Although he found that the accused knew the nature and quality of his actions, questions arose as to whether he knew what he was doing was wrong, or whether he was capable of refraining from it.
It was Dr O’Connell’s belief that the accused’s behaviour arose from an idiosyncratic, abnormal belief about the raising of his sister’s child in Dublin, originating from a humiliating childhood experience.
The tenacious nature with which he held this idea was in Dr O’Connell’s opinion “of delusional intensity.”
Mr O'Connell's conviction that he had to kill his sister was not understandable and supported Dr O’Connell’s opinion that the accused was delusional at the material time.
Although the accused knew what he was doing was legally wrong, his capacity to appreciate the moral significance of his actions was impaired, Dr O’Connell found.
There was evidence the accused had spent a vast amount of time deliberating the course of his actions.
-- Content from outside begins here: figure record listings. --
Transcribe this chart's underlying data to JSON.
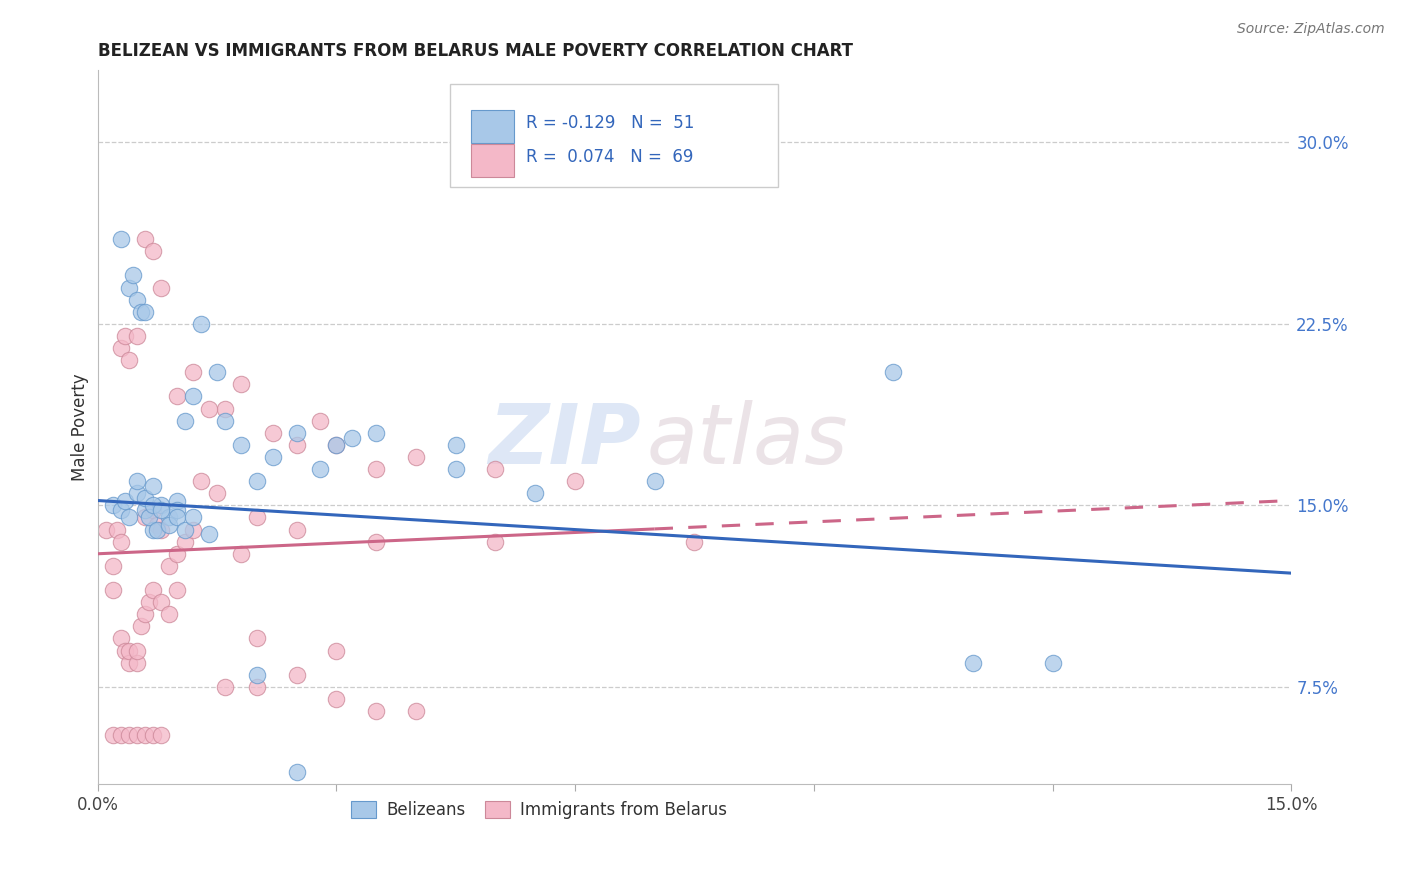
{
  "title": "BELIZEAN VS IMMIGRANTS FROM BELARUS MALE POVERTY CORRELATION CHART",
  "source": "Source: ZipAtlas.com",
  "ylabel": "Male Poverty",
  "y_ticks": [
    7.5,
    15.0,
    22.5,
    30.0
  ],
  "y_tick_labels": [
    "7.5%",
    "15.0%",
    "22.5%",
    "30.0%"
  ],
  "x_range": [
    0.0,
    15.0
  ],
  "y_range": [
    3.5,
    33.0
  ],
  "legend_label1": "Belizeans",
  "legend_label2": "Immigrants from Belarus",
  "blue_color": "#a8c8e8",
  "blue_edge_color": "#6699cc",
  "blue_line_color": "#3366bb",
  "pink_color": "#f4b8c8",
  "pink_edge_color": "#cc8899",
  "pink_line_color": "#cc6688",
  "blue_line_x0": 0.0,
  "blue_line_y0": 15.2,
  "blue_line_x1": 15.0,
  "blue_line_y1": 12.2,
  "pink_line_x0": 0.0,
  "pink_line_y0": 13.0,
  "pink_line_x1": 15.0,
  "pink_line_y1": 15.2,
  "dash_start_x": 7.0,
  "blue_scatter_x": [
    0.2,
    0.3,
    0.35,
    0.4,
    0.5,
    0.5,
    0.6,
    0.6,
    0.7,
    0.7,
    0.8,
    0.9,
    1.0,
    1.0,
    1.1,
    1.2,
    1.3,
    1.5,
    1.6,
    1.8,
    2.0,
    2.2,
    2.5,
    2.8,
    3.0,
    3.2,
    3.5,
    4.5,
    4.5,
    5.5,
    7.0,
    10.0,
    11.0,
    12.0,
    0.3,
    0.4,
    0.45,
    0.5,
    0.55,
    0.6,
    0.65,
    0.7,
    0.75,
    0.8,
    0.9,
    1.0,
    1.1,
    1.2,
    1.4,
    2.0,
    2.5
  ],
  "blue_scatter_y": [
    15.0,
    14.8,
    15.2,
    14.5,
    15.5,
    16.0,
    14.8,
    15.3,
    14.0,
    15.8,
    15.0,
    14.5,
    15.2,
    14.8,
    18.5,
    19.5,
    22.5,
    20.5,
    18.5,
    17.5,
    16.0,
    17.0,
    18.0,
    16.5,
    17.5,
    17.8,
    18.0,
    17.5,
    16.5,
    15.5,
    16.0,
    20.5,
    8.5,
    8.5,
    26.0,
    24.0,
    24.5,
    23.5,
    23.0,
    23.0,
    14.5,
    15.0,
    14.0,
    14.8,
    14.2,
    14.5,
    14.0,
    14.5,
    13.8,
    8.0,
    4.0
  ],
  "pink_scatter_x": [
    0.1,
    0.2,
    0.2,
    0.25,
    0.3,
    0.3,
    0.35,
    0.4,
    0.4,
    0.5,
    0.5,
    0.55,
    0.6,
    0.6,
    0.65,
    0.7,
    0.7,
    0.75,
    0.8,
    0.8,
    0.9,
    0.9,
    1.0,
    1.0,
    1.1,
    1.2,
    1.3,
    1.5,
    1.6,
    1.8,
    2.0,
    2.2,
    2.5,
    2.8,
    3.0,
    3.5,
    4.0,
    5.0,
    6.0,
    0.3,
    0.35,
    0.4,
    0.5,
    0.6,
    0.7,
    0.8,
    1.0,
    1.2,
    1.4,
    1.6,
    2.0,
    2.5,
    3.0,
    3.5,
    4.0,
    1.8,
    2.5,
    3.5,
    5.0,
    7.5,
    2.0,
    3.0,
    0.2,
    0.3,
    0.4,
    0.5,
    0.6,
    0.7,
    0.8
  ],
  "pink_scatter_y": [
    14.0,
    12.5,
    11.5,
    14.0,
    13.5,
    9.5,
    9.0,
    8.5,
    9.0,
    8.5,
    9.0,
    10.0,
    10.5,
    14.5,
    11.0,
    14.8,
    11.5,
    14.2,
    14.0,
    11.0,
    12.5,
    10.5,
    11.5,
    13.0,
    13.5,
    14.0,
    16.0,
    15.5,
    19.0,
    20.0,
    14.5,
    18.0,
    17.5,
    18.5,
    17.5,
    16.5,
    17.0,
    16.5,
    16.0,
    21.5,
    22.0,
    21.0,
    22.0,
    26.0,
    25.5,
    24.0,
    19.5,
    20.5,
    19.0,
    7.5,
    7.5,
    8.0,
    7.0,
    6.5,
    6.5,
    13.0,
    14.0,
    13.5,
    13.5,
    13.5,
    9.5,
    9.0,
    5.5,
    5.5,
    5.5,
    5.5,
    5.5,
    5.5,
    5.5
  ]
}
His sister’s pregnancy “preyed on his mind” to the extent that he was approaching a “point of inevitability” where no other course of action opened up as an alternative to him.
“In that, he would have been unable to refrain from what he did,” Dr O’Connell said.
Consultant Psychologist Dr Anthony Kearns then gave evidence for the prosecution.
He said he could not elicit any clear delusional ideas from the accused.
“He still harbours views about Dubliners on the basis of what appears to be quite tenuous reasoning,” he said. “He developed a profound and enduring resentment for Dublin people to the point he thought it would be appropriate to kill his sister and her unborn child to prevent the child being born in Dublin.”
The accused’s plan to kill his sister had been narrow and he had no clear plan for what he was going to do following her death.
Mr O’Connell’s overall intellectual function was on the “borderline range of intellectual disability.”
“He still shows extremely little understanding of the inappropriateness of his catastrophic action its effect on others,” Dr Kearns said.
The accused had said he would not commit any such further acts but could only frame it in terms of its consequences rather than empathy for the victim or others.
Dr Kearns also concluded Mr O’Connell was suffering from a mental disorder under the Insanity Act and had a restricted ability to understand other people’s emotions.
He had difficulties dealing with actual and perceived threats and his understanding of what constitutes a threat was compromised because of his autism.
“At the time of the offence he set out on a course of action which would have appeared irrational and dangerous to a person without his disorder but to him it appeared necessary,” Dr Kearns said.
“He did not properly understand that what he was doing was wrong,” he said, adding that he believed the special verdict of not guilty by reason of insanity was “available and appropriate.”
Closing speeches by the prosecution and defence will be heard tomorrow.